Tuesday, March 4, 2014

Realism RE: Russia


At great risk of appearing somewhat All Ukrainia - All The Time, here's a hot! piece from one of the League of Hot Democrazies Foundation's smartest cookies in the box

These foreign policy “realists,” identifiable by their abjuring a role for morality in American foreign policy and the necessity of US global leadership, locate the real imperialists in Washington and Brussels, not Moscow. For years, they have been proven embarrassingly wrong about Russia and its intentions, and in the unprovoked and illegal invasion of Ukraine, their failure of analysis is now laid bare for the world to witness.

 “Distorting Russia,” will go down in history as one of the most slavish defenses of Putinism

Western readers, this urine poor piece LOLs, have been subject to a “relentless demonization of Putin, with little regard for facts.” Putin—a man who presides over a rubber stamp parliament, subjects his political opponents to show trials, dispatches riot police to beat peaceful protestors, and has restricted freedom of speech and association by banning pro-gay language and demonstrations—is unfairly portrayed as an “autocrat.”

For the realists, the seeds of today’s antagonism between Russia and the West are found not in Putin’s KGB mentality, but in the expansion of the North Atlantic Treaty Organization (NATO) to include former members of the Soviet-era Warsaw Pact. For the past 25 years, they have been warning that NATO is an outdated alliance with no purpose other than to “antagonize” a Russia that wants nothing more than peace and which deserves to have “spheres of privileged interests,” to use Russian Prime Minister Dmitry Medvedev’s phrase, in the lands it occupied for over four decades.

Russia and the West do indeed have competing interests in the post-Soviet space. The problem with the realists is that they fail to see the moral, tactical and legal disparities that exist between the aims and methods of East and West. When Brussels and Washington propose EU and NATO membership, they are offering association in alliances of liberal, democratic states, achieved through a democratic, consensual process. Russia, meanwhile, cajoles, blackmails and threatens its former vassals into “joining” its newfangled “Eurasian Union,” whose similarity to the Soviet Union of yore Putin barely conceals. The right of sovereign countries to choose the alliances they wish is one Russia respects only if they choose to ally themselves with Russia. Should these countries try to join Western institutions then there will be hell to pay

For many realists, American “restraint” now means not just withdrawing America’s overseas troop presence and drastically cutting the defense budget, but curtailing diplomacy itself.

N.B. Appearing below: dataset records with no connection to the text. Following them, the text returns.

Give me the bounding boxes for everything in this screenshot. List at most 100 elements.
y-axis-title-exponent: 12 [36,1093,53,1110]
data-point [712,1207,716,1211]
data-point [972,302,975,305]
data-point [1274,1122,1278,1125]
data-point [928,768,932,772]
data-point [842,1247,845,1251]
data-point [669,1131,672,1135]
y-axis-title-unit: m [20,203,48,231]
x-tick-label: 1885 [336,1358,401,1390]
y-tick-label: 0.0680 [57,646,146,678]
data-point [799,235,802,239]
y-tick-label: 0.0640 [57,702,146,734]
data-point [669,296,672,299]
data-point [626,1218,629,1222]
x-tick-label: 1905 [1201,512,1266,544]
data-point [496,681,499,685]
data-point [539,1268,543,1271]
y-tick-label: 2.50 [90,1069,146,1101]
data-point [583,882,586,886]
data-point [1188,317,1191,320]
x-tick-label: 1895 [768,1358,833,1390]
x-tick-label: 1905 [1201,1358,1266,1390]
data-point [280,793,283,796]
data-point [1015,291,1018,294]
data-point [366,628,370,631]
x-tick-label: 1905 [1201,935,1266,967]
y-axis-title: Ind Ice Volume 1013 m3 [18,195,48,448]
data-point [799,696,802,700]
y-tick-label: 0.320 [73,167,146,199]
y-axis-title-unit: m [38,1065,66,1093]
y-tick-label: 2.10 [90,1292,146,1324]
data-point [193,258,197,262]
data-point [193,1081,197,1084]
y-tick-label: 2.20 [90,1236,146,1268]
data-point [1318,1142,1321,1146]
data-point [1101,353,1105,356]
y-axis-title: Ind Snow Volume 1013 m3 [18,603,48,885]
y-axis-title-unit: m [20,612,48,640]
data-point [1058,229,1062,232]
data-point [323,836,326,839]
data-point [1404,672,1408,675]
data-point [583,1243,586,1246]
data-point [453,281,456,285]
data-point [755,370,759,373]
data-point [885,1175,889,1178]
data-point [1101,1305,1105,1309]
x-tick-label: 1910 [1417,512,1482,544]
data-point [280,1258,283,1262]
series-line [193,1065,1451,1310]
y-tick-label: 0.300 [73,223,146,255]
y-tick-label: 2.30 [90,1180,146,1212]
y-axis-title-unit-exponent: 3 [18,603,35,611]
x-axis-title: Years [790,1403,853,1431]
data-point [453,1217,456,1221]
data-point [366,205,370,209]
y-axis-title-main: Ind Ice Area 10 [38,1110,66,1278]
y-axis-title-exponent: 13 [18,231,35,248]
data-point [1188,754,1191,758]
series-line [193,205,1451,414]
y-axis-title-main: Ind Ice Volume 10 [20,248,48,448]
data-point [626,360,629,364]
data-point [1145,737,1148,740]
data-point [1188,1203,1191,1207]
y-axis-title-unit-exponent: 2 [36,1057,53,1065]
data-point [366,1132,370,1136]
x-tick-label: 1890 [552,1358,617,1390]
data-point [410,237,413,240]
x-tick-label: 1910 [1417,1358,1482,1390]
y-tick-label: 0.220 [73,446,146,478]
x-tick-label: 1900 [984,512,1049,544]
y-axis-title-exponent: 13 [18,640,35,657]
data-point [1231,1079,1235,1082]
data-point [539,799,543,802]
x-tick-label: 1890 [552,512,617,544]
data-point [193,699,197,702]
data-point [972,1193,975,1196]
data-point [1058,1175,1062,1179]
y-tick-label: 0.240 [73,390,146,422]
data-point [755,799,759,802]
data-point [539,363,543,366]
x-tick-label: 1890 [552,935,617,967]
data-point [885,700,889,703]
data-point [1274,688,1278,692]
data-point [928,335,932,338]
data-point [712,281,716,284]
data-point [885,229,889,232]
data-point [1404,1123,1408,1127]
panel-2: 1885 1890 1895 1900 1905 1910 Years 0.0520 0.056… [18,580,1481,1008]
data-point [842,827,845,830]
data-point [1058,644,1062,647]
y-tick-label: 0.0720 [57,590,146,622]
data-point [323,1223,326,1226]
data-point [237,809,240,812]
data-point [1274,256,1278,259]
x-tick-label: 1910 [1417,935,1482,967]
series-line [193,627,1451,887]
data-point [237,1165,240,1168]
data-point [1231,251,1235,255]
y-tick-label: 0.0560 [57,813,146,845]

Herein lies a paradox at the heart of foreign policy realism: that same, all-powerful US and EU octopus which is capable of overthrowing governments with the flip of a switch is somehow incapable of confronting Russian hard power. Any attempt at repelling Moscow’s aggression is quickly derided as “warmongering,” with requisite references to the mistakes of Iraq thrown in for good measure. Perhaps we should stop calling these people “realists.” “Isolationist” seems more apt.

Another irony is that foreign policy realism—which purports to seek stability and the maintenance of the status quo—has given free reign to a revanchist Russian regime seeking to re-establish the Soviet Empire, international law be damned.

Putin’s revisionism goes even further back; he’s seeking nothing less than to upend the Peace of Westphalia, the set of 17th century peace treaties that form the very basis of contemporary realist international political theory in their prescription of national sovereignty and non-intervention.

Pic - "Western leaders are stunned because they haven’t realized Russia’s owners no longer respect Europeans the way they once did after the Cold War."